At least initially, parents may be reluctant to take such drastic, but necessary, action due to the enormous popularity and constant, widespread advertising of the sport. Worse yet, the vital information parents need to make an informed decision regarding football is nearly impossible to obtain. First, not all concussion cases are reported, and second, most of the reported cases are sheltered as privileged information. However, enough cases are reported in mass media, both online and in print, that a serious assessment of the risks associated with this multi-billion dollar industry is overdue.
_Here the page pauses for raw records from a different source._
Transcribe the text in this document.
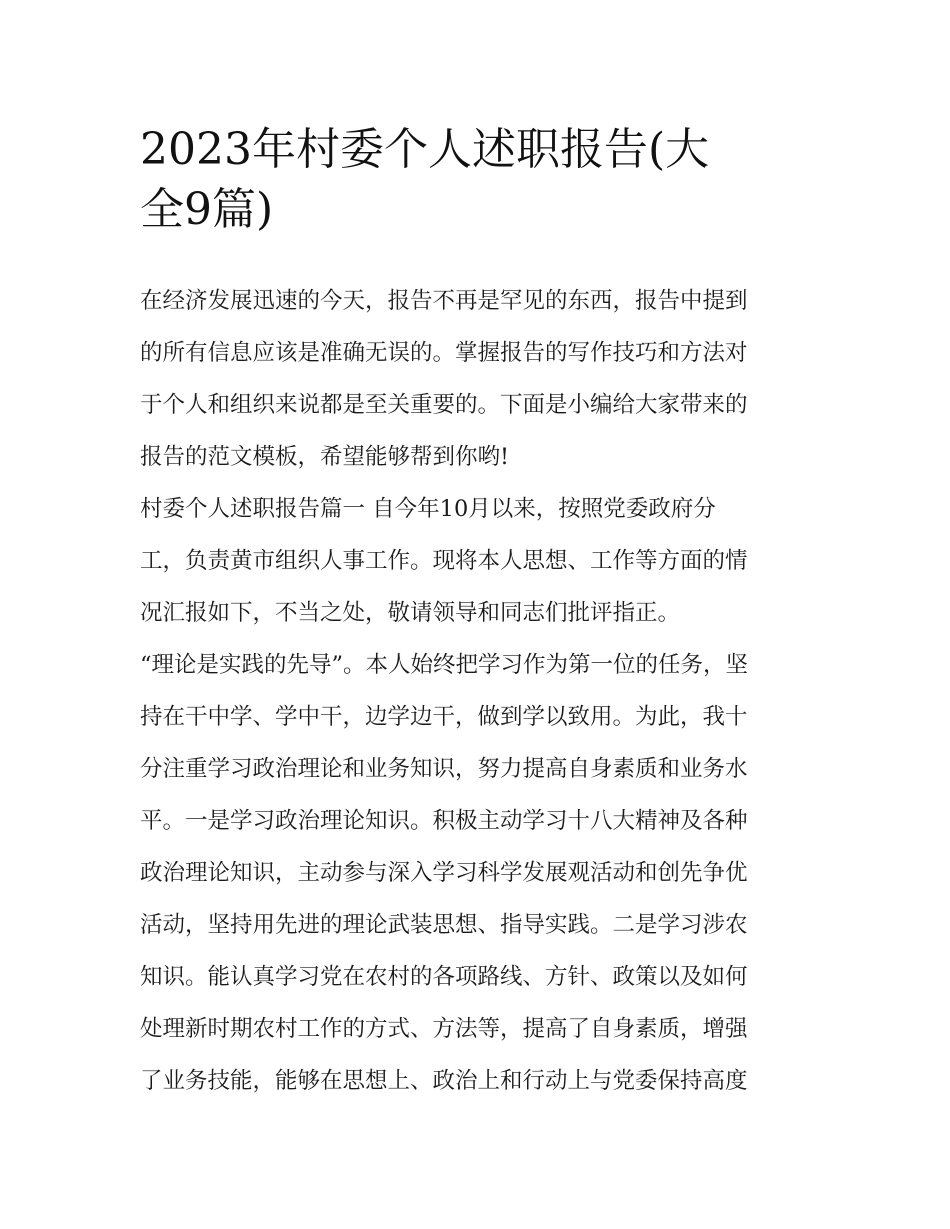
2023年村委个人述职报告(大
全9篇)
在经济发展迅速的今天，报告不再是罕见的东西，报告中提到
的所有信息应该是准确无误的。掌握报告的写作技巧和方法对
于个人和组织来说都是至关重要的。下面是小编给大家带来的
报告的范文模板，希望能够帮到你哟!
村委个人述职报告篇一 自今年10月以来，按照党委政府分
工，负责黄市组织人事工作。现将本人思想、工作等方面的情
况汇报如下，不当之处，敬请领导和同志们批评指正。
“理论是实践的先导”。本人始终把学习作为第一位的任务，坚
持在干中学、学中干，边学边干，做到学以致用。为此，我十
分注重学习政治理论和业务知识，努力提高自身素质和业务水
平。一是学习政治理论知识。积极主动学习十八大精神及各种
政治理论知识，主动参与深入学习科学发展观活动和创先争优
活动，坚持用先进的理论武装思想、指导实践。二是学习涉农
知识。能认真学习党在农村的各项路线、方针、政策以及如何
处理新时期农村工作的方式、方法等，提高了自身素质，增强
了业务技能，能够在思想上、政治上和行动上与党委保持高度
Of course, we are a market-based society and football is the biggest sport in our country and it is sports' biggest cash cow. Should government look into whether football, as it has been played and as it is played today, should remain a legal sport? Or should the status quo be allowed to continue, so long as the enormous tax revenues from football commerce continue to flow into the government coffers?
Football has and is destroying the lives of many people. Former NFL superstars Jim McMahon, Troy Aikman, and Dan Marino, to name a few, all complained of terrible concussion-related neurologic problems and severe pains. They all implicated their teams as having lied to them about the extent of their head injuries at the time their injuries were evaluated, and that they were sent back on the field prematurely after injuries. They all also demanded compensation, deservedly, and they all demanded that the government step in with new laws that would guard against the occurrence of these serious, life-crushing, injuries.
Have member of both houses of Congress in Washington, DC, who were elected to represent and protect the public interest, launched a serious risk assessment probe of professional, college, and/or high school football? No! Have they done their due diligence to ensure the safety of athletes? No! Has the president invoked emergency powers to do so? No! Are they expected to do anything about this nationwide clear and well-documented crisis? Not any time soon. Then, it would be fair to say that our government has let, and is letting, its children down.
Fortunately, government inaction thus far is not a terminal condition; government can begin the necessary probe today. Congress can write and pass new legislations which would provide the protection our children deserve in the very near future. For his part, the president can sign those into law. After all, we are a nation of laws, and football should not be beyond the law.